2025-07-02, 16:00–16:20 (Europe/Paris), Amphitheater 122
Wireshark is a widely used tool when it comes to view the contents of a network traffic capture.
When reversing a protocol, we tend to develop a simple program with a "simple" programming language (Python, Go...) to parse what is currently known.
The most logic way would be to develop this program as a Wireshark plugin, but the Wireshark plugin API is rarly used, since it's quite complex and does not fit for a quick and dirty task.
Wirego allows simple development of Wireshark plugins in Python and Go (and maybe more).
Developing plugins for Wireshark is quite complex. The API in written in C, dates from 1998 and is quite poorly documented. When working on a protocol, the reverser wants to stay focus on its main task and really doesn't want to go deep inside the Wireshark source code.
Wirego is a based on a Wireshark plugin which is ready to use and re-emits the Wireshark calls to a ZMQ (Zero-MQ) endpoint.
A package/class/framework for a given language receives these calls and converts them back to simple API calls.
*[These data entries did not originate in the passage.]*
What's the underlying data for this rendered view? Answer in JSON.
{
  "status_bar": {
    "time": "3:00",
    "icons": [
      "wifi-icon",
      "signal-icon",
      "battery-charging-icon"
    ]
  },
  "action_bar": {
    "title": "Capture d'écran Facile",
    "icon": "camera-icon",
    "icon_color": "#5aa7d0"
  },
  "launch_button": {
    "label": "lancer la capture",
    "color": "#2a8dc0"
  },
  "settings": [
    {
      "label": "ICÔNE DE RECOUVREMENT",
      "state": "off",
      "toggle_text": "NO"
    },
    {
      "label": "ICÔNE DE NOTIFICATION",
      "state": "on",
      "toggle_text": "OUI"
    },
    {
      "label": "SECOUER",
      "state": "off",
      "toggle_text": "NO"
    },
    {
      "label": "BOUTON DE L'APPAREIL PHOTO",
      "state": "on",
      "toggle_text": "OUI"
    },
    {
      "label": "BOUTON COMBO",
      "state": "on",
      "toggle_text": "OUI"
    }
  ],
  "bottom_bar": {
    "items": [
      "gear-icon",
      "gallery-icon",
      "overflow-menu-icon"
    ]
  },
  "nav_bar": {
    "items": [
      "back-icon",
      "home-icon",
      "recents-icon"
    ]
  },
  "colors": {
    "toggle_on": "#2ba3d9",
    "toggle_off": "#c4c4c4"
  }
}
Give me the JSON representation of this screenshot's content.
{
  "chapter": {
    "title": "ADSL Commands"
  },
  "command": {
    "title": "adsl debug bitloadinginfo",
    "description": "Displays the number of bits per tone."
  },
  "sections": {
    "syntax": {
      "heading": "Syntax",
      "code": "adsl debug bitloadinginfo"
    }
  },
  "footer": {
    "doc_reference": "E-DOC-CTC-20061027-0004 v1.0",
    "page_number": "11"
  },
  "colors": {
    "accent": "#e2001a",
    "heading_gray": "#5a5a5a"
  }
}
The end-user only needs to inherit a class (or implement an interface in Go) with just a few methods in order to develop his plugin.
Typically, one will simply implement seven methods in order to define the plugin name, the plugin filter (used to filter packets matching with the protocol), the list of fields eventually returned by the dissector (the parser), three methods for the protocol detection and the dissector itself.
A simple Wireshark plugin can be developed using only 100 lines of Python or less.
Wirego has been designed to easily allows the integration of additional languages.
Wirego is available on github: https://github.com/quarkslab/wirego/
I'm working on the cyber security domain since 2004.
After several years at the French ministry of Defense, I've founded two startups in the field of cryptography and I'm currently project manager at Quarkslab.
I spent most of my career designing systems and developping softwares related to vulnerability research and data processing.
I'm also a part time sound engineer in a recording studio.